Blocus naval des États-Unis contre le Venezuela : des experts de l’ONU dénoncent une « agression armée illégale » en violation du droit international

Les bombardements de bateaux au large du Venezuela, sous couvert de lutte contre le narcotrafic, orchestrés par l’administration Trump qui au passage s’est emparée de deux pétroliers, sont une « agression armée illégale » qui viole les règles du droit international, ont dénoncé ce mercredi 24 décembre des experts de l’ONU.

« Il n’existe aucun droit d’imposer unilatéralement des sanctions par un blocus armé », ont déclaré dans un communiqué ces experts mandatés par le Conseil des droits de l’homme de l’ONU mais qui ne s’expriment toutefois pas au nom de l’organisation.

Le blocus, imposé contre des pétroliers considérés comme étant sous sanctions, constitue selon eux « un usage interdit de la force militaire » contre un autre État, en vertu de l’article 2 de la Charte des Nations unies.

« Il s’agit d’un usage de la force si grave qu’il est expressément reconnu comme une agression armée illégale au sens de la définition de l’agression adoptée par l’Assemblée générale en 1974 », ont-ils encore précisé, indiquant que cela confère en principe « à l’État victime un droit de légitime défense ».

« Aucune des personnes tuées ne représentait une menace immédiate »

L’opération déclenchée par Donald Trump qui rêve de voir son homologue vénézuélien, Nicolás Maduro, quitté ses fonctions, a fait au moins 105 morts dans les bombardements de bateaux accusés, sans que des preuves ne soient apportées, de narcotrafic.

« Selon les informations disponibles, aucune des personnes tuées jusqu’à présent ne représentait une menace immédiate justifiant le recours à la force létale », ont relevé les experts.

« Ces exécutions constituent des violations du droit à la vie. Elles doivent faire l’objet d’une enquête et les responsables doivent être traduits en justice. Dans l’intervalle, le Congrès américain devrait intervenir pour prévenir de nouvelles attaques et lever le blocus », ont-ils insisté.

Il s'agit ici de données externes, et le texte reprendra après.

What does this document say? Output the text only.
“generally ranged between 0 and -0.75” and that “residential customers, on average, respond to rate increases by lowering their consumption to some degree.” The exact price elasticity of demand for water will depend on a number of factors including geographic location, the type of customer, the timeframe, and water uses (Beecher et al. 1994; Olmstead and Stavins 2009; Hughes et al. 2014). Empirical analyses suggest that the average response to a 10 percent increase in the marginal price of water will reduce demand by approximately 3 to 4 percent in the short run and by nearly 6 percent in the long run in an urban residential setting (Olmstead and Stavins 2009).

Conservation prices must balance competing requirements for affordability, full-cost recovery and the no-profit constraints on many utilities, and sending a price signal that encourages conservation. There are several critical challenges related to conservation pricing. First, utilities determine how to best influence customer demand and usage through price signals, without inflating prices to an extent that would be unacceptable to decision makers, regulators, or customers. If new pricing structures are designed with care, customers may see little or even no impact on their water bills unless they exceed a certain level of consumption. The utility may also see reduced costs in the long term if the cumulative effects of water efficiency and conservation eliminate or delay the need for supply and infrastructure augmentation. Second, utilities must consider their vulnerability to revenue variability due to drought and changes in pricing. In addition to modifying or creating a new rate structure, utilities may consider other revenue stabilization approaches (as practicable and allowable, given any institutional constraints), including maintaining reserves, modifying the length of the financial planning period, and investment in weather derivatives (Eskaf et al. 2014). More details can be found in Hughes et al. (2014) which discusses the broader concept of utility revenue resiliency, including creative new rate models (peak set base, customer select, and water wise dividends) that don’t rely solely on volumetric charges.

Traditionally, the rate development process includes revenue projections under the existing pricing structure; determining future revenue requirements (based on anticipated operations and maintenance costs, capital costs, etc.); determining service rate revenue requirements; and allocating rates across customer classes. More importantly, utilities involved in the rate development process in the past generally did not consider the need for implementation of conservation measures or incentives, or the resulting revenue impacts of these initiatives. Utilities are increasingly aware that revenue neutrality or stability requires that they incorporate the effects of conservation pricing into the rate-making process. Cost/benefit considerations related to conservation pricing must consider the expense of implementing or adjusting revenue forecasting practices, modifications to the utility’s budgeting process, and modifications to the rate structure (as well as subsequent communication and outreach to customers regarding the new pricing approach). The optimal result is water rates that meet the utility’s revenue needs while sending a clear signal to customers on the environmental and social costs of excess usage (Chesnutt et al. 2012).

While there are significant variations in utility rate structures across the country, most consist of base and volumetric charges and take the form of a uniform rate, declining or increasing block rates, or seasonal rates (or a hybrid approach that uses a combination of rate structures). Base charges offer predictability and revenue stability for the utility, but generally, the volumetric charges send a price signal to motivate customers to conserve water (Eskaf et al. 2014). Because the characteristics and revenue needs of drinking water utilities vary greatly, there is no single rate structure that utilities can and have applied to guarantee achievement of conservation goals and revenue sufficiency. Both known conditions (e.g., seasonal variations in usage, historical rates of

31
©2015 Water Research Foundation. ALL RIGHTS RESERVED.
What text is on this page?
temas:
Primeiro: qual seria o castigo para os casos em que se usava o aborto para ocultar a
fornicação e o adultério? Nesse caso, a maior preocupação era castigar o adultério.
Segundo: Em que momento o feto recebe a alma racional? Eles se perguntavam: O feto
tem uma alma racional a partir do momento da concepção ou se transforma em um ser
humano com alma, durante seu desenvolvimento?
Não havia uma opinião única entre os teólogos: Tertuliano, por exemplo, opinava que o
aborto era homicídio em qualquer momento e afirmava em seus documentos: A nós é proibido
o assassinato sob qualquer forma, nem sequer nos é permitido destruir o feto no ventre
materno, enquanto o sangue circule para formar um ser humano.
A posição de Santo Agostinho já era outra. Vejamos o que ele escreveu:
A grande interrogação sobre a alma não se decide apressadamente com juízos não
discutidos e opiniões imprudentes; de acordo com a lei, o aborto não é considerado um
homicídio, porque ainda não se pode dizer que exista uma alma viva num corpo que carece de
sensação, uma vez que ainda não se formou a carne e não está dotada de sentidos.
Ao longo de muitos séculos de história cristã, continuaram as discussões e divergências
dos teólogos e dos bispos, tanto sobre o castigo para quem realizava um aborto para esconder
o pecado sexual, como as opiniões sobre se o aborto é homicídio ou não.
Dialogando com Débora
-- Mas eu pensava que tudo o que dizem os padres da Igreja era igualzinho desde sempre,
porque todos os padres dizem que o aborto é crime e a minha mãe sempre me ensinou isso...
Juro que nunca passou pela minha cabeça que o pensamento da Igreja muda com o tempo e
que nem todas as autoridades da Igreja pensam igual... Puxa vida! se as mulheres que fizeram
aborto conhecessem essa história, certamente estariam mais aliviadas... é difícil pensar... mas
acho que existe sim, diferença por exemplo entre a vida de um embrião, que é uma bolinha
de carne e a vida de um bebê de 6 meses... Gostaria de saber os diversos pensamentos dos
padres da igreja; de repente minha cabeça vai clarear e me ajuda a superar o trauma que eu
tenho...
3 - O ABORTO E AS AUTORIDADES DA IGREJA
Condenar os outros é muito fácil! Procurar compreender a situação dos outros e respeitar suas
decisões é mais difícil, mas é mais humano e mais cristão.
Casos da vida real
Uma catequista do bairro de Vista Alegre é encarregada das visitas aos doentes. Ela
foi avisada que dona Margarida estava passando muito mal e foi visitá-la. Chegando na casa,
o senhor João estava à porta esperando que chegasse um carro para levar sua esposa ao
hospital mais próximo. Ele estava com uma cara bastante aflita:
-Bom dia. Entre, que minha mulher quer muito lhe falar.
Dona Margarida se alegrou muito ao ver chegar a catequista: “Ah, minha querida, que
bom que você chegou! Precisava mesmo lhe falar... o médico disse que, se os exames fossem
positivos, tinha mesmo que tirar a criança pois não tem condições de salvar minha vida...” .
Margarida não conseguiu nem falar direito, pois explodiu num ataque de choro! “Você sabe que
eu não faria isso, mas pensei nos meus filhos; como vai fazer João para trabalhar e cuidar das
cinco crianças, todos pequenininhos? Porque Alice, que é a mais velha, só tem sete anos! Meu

La veille de la publication de ce communiqué, le représentant du Venezuela à l’ONU a accusé les États-Unis de mener la « plus grande extorsion de notre histoire ».

« Nous sommes en présence d’une puissance qui agit en dehors du droit international, exigeant que les Vénézuéliens quittent notre pays et le lui cèdent (…) Sinon, il (Donald Trump) mènera une attaque armée, qu’il annonce depuis des semaines. Il s’agit là de la plus grande extorsion connue dans notre histoire », a lancé Samuel Moncada, mardi 23 décembre, devant le Conseil de sécurité des Nations unies, soutenu par la Russie et la Chine qui qualifient respectivement la pression militaire et économique exercée de « comportement de cow-boy » et d’« intimidation ».

« Les États-Unis feront tout ce qui est en leur pouvoir pour protéger notre hémisphère, nos frontières et le peuple américain », a répliqué l’ambassadeur Mike Waltz, réitérant les accusations de Donald Trump à l’encontre de Nicolás Maduro qualifié de « fugitif recherché par la justice américaine et le chef de l’organisation terroriste étrangère le ”Cartel de los Soles”». Une organisation dont l’existence reste à démontrer selon de nombreux experts. La violation du droit international par la première puissance mondiale, elle, est bien réelle.